Wer schonmal Rohwolle – also wie sie vom Schaf fällt beim Scheren – verarbeitet hat und irgendwann den fertigen Pullover in der Hand hielt, der weiß, von wieviel Anstrengung hier die Rede ist. Vom Sortieren, übers Waschen, Kämmen, Spinnen und dann erst Stricken läuft jede Faser zig-mal durch die eigenen Hände. Wieder und wieder begegnen sich Hand und Faser und jeder Arbeitsschritt prüft die Menschenhand erneut, ob sie das, was sie da tut, auch wirklich ernst meint. Wenn nicht, kann man so eine anstrengende Sache doch einfach lieber sein lassen.


Genauso anstrengend ist es, alles was wir tun, auf diese Weise zu prüfen, ob es „in der Wolle gefärbt ist“. Aber mal ehrlich, eigentlich suchen wir alle doch diese „Echtheit“. Nur dass sie manchmal nicht so einfach zu finden ist. Welche Farbe unsere Wolle hat, ist dabei egal. Also was wir tun und wer wir sind, ist frei. Nur „echt“ soll es sein, vollständig und unverfälscht. Das, was wir tun soll sich gut anfühlen. Weil wir uns dann gut fühlen. Für uns selbst und miteinander.
Das kann man auch ausweiten und – im Falle des WeidenHofes – fragen, welcher Umgang mit den Tieren sich gut anfühlt. Nach der Schur tat es im letzten Jahr fast weh, zu sehen, dass all die gute Wolle der Schafe auf dem Misthaufen landete. Wofür lassen dann etliche Wollnasen gute Fasern wachsen, wenn die nur noch wie Abfall behandelt werden können? Das geht den allermeisten heimischen Schäfern so. Wolle ist kaum noch begehrt, es gibt Kunstfaser, die für viel outdoortauglicher befunden wird, Wolle von heimischen Schafrassen kratzt auf der Haut und man kauft bevorzugt seidige Wollkleidung von Merinoschafen aus Neuseeland. Kaum jemand weiß noch, dass es auch andere Schafrassen gibt, die genauso weiche Fasern wachsen lassen, es gibt kaum noch Verarbeitungswege für heimische Wolle, weil dieser handwerkliche Zweig ablebt und glücklicherweise noch von ein paar wollbegeisterten Spinnerinnen aufrecht erhalten wird. Dass die Schafe in Neuseeland zu zehntausenden leben müssen, was ihrer Art absolut nicht mehr entspricht (Schafe leben natürlicherweise in Familien- und Freundschaftsverbänden von ungefähr 20 Individuen), weiß auch kaum jemand.

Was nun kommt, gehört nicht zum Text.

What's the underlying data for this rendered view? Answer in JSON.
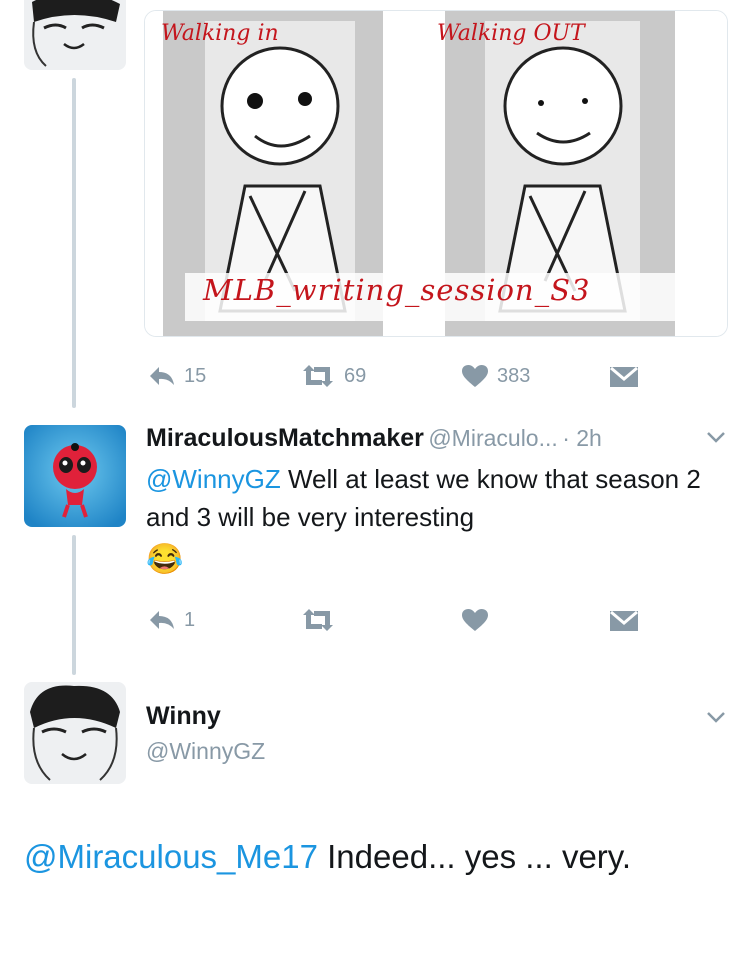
{
  "tweet1": {
    "actions": {
      "reply_count": "15",
      "retweet_count": "69",
      "like_count": "383"
    },
    "media": {
      "label_left": "Walking in",
      "label_right": "Walking OUT",
      "caption": "MLB_writing_session_S3"
    }
  },
  "tweet2": {
    "name": "MiraculousMatchmaker",
    "handle": "@Miraculo...",
    "time": "· 2h",
    "mention": "@WinnyGZ",
    "text": " Well at least we know that season 2 and 3 will be very interesting",
    "emoji": "😂",
    "actions": {
      "reply_count": "1"
    }
  },
  "tweet3": {
    "name": "Winny",
    "handle": "@WinnyGZ",
    "mention": "@Miraculous_Me17",
    "text": " Indeed... yes ... very."
  },
  "colors": {
    "link": "#1b95e0",
    "muted": "#8899a6",
    "line": "#ccd6dd",
    "drawing_red": "#c4151c"
  },
  "icons": [
    "reply-icon",
    "retweet-icon",
    "heart-icon",
    "dm-envelope-icon",
    "chevron-down-icon"
  ]
}
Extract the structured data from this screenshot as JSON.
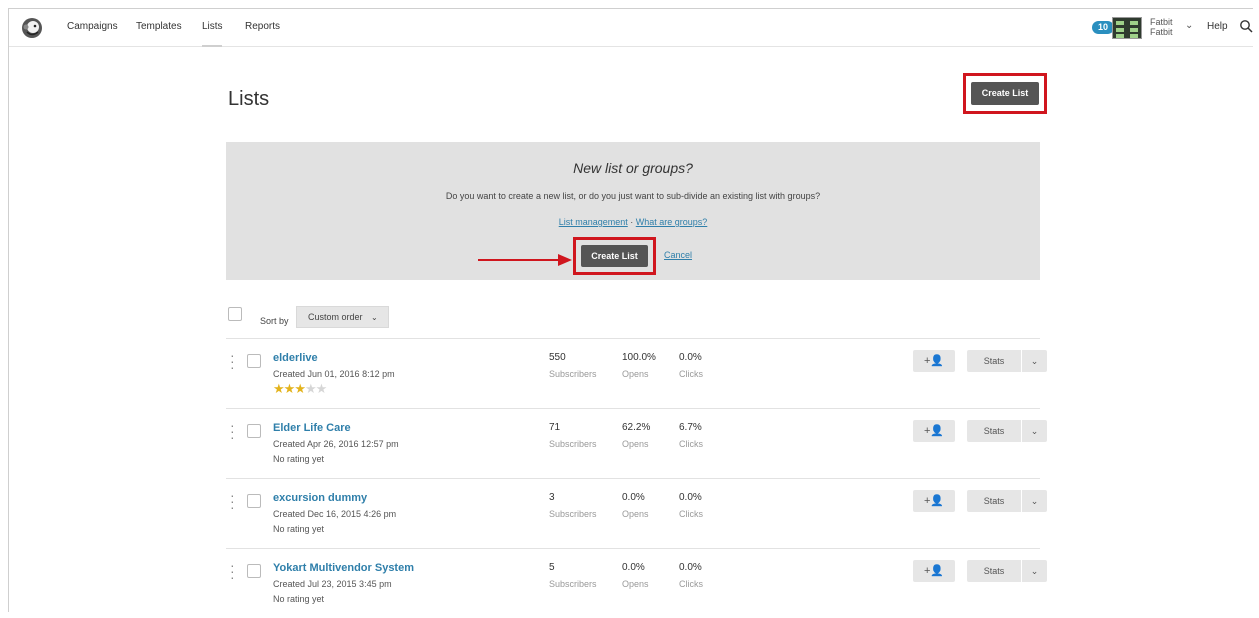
{
  "nav": {
    "items": [
      "Campaigns",
      "Templates",
      "Lists",
      "Reports"
    ],
    "notification_count": "10",
    "account_name": "Fatbit",
    "account_org": "Fatbit",
    "help_label": "Help"
  },
  "page": {
    "title": "Lists",
    "create_button": "Create List"
  },
  "panel": {
    "title": "New list or groups?",
    "description": "Do you want to create a new list, or do you just want to sub-divide an existing list with groups?",
    "link_management": "List management",
    "link_separator": " · ",
    "link_groups": "What are groups?",
    "create_button": "Create List",
    "cancel_label": "Cancel"
  },
  "sort": {
    "label": "Sort by",
    "selected": "Custom order"
  },
  "lists": [
    {
      "name": "elderlive",
      "created": "Created Jun 01, 2016 8:12 pm",
      "rating_text": "",
      "stars": 3,
      "subscribers": "550",
      "opens": "100.0%",
      "clicks": "0.0%"
    },
    {
      "name": "Elder Life Care",
      "created": "Created Apr 26, 2016 12:57 pm",
      "rating_text": "No rating yet",
      "stars": 0,
      "subscribers": "71",
      "opens": "62.2%",
      "clicks": "6.7%"
    },
    {
      "name": "excursion dummy",
      "created": "Created Dec 16, 2015 4:26 pm",
      "rating_text": "No rating yet",
      "stars": 0,
      "subscribers": "3",
      "opens": "0.0%",
      "clicks": "0.0%"
    },
    {
      "name": "Yokart Multivendor System",
      "created": "Created Jul 23, 2015 3:45 pm",
      "rating_text": "No rating yet",
      "stars": 0,
      "subscribers": "5",
      "opens": "0.0%",
      "clicks": "0.0%"
    }
  ],
  "labels": {
    "subscribers": "Subscribers",
    "opens": "Opens",
    "clicks": "Clicks",
    "stats_button": "Stats",
    "add_icon": "+👤"
  },
  "colors": {
    "link": "#2f7faa",
    "highlight": "#d0161e",
    "star": "#e3b31c",
    "badge": "#2a8fbf"
  }
}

Dass sie dort oft qualvollen Prozeduren unterworfen werden, die sich entwickelten, da die Wolllieferanten von Übersee ihre Exportgier durch das Ausbeuten jedes einzelnen Schafs zu stillen suchten, ist auch nur unter Wollliebhabern bekannt und auch nicht längst allen.

Wolle
Wolle


Genug des Jammerns. Wir haben Wolle. Wir wollen damit was machen. Irgendwo muss man ja anfangen. Gut, seidene Unterhemdchen werden wir nicht so schnell herstellen. Aber wie wäre es mit wunderbaren, regional gefertigten Teppichen, die wunderbar kuschelig vors Bett oder vor den Sessel beim knisternden Kamin im Winter passen? Also haben wir sortiert. Wir haben uns einige der Arbeitsschritte erspart, das geht nicht anders auf so einem geschäftigen Hof wie hier. Aber jetzt stehen wir vor dem ersten Packet mit gigantischen Knäulen aus Teppichgarn. Weißes, flauschiges Garn aus der Wolle der WeidenHof-Moorschnucken und haben leuchtende Augen. Ich habe gelernt, dass der Jutekern des Teppichgarns „Seele“ heißt. Wie schön. Wolle von unseren Schafen, die eine Seele hat. Keine Exportgier, kein Wegrationalisieren, keine Effizienzsteigerung, kein Geschäftsmodell, keine Gewinnmaximierung steht hinter der Entstehung dieses Teppichgarns, sondern der Wunsch, diese kostbare Flauschigkeit, die uns von unseren lieben und treuen Schafen geschenkt wird, nicht wie Abfall zu behandeln. Etwas herzustellen, was sich gut anfühlt und zu wissen, dass die Zeit, in der es gewachsen ist, für alle beteiligten Wesen gut war.  
Also, färben wir in der Wolle und spinnen mit Seele!